Personal information
- Born: December 25, 2000 (age 25)
- Listed height: 6 ft 8 in (2.03 m)
- Listed weight: 315 lb (143 kg)

Career information
- High school: Kapolei (Kapolei, Hawaii)
- College: Washington (2019–2023) Ole Miss (2024)
- NFL draft: 2025: undrafted

Career history
- Saskatchewan Roughriders (2025)*;
- * Offseason and/or practice squad member only

= Julius Buelow =

American football player

Julius Hi’ialo Fekitamoeofa Buelow (born December 25, 2000) is an American football offensive tackle. He previously played for the Washington Huskies and the Ole Miss Rebels.

==Early life==
Buelow attended Kapolei High School in Kapolei, Hawaii. He was rated as a four-star recruit and committed to play college football for the Washington Huskies offers from schools such as Arizona, Arizona State, BYU, Florida, Florida Atlantic, Fresno State, Hawaii, Kansas State, New Mexico, Notre Dame, Oregon, Oregon State, TCU, UCLA, Utah, Utah State, Virginia, and Washington State.

==College career==
=== Washington ===
Buelow was redshirted in 2019 and played just one game in 2020. In 2021, he started the first five games before being benched for the remainder of the year.
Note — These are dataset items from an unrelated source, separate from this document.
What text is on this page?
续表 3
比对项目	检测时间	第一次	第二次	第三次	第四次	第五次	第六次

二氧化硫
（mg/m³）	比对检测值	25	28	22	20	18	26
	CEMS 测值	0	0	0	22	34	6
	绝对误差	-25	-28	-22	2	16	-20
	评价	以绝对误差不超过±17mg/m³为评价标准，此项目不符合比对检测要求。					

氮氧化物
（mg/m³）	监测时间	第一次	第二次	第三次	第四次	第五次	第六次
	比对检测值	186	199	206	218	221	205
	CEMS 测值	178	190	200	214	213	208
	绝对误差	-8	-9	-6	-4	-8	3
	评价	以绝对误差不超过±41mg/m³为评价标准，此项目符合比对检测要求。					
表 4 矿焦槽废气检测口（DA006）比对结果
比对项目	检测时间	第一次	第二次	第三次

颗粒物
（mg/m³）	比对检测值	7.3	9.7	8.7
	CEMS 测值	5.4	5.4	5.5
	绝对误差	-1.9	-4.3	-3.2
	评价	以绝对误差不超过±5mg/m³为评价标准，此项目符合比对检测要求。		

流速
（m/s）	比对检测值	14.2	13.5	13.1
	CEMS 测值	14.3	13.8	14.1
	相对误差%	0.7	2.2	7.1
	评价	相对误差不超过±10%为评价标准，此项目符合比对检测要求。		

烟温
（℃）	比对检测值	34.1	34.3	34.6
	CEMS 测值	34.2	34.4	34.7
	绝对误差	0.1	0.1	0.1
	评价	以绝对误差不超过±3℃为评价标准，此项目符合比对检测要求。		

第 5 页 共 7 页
In 2022, Buelow played at left tackle in ten games with no starts, mostly playing on special teams. He returned as a starter in week 2 of the 2023 season versus Michigan State, but suffered an injury that caused him to miss the next four games. Buelow started in both of the Huskies playoff games, including in the National Championship. In 2023, he played 12 games making nine starts for the Huskies. After season, Buelow entered the NCAA transfer portal.

In Buelow's career with the Huskies, he played in 31 games with 14 starts.

=== Ole Miss ===
Buelow transferred to play for the Ole Miss Rebels.

==Professional career==
Buelow signed with the Saskatchewan Roughriders on April 30, 2025. He was placed on the team's reserve/suspended list on May 14, 2025.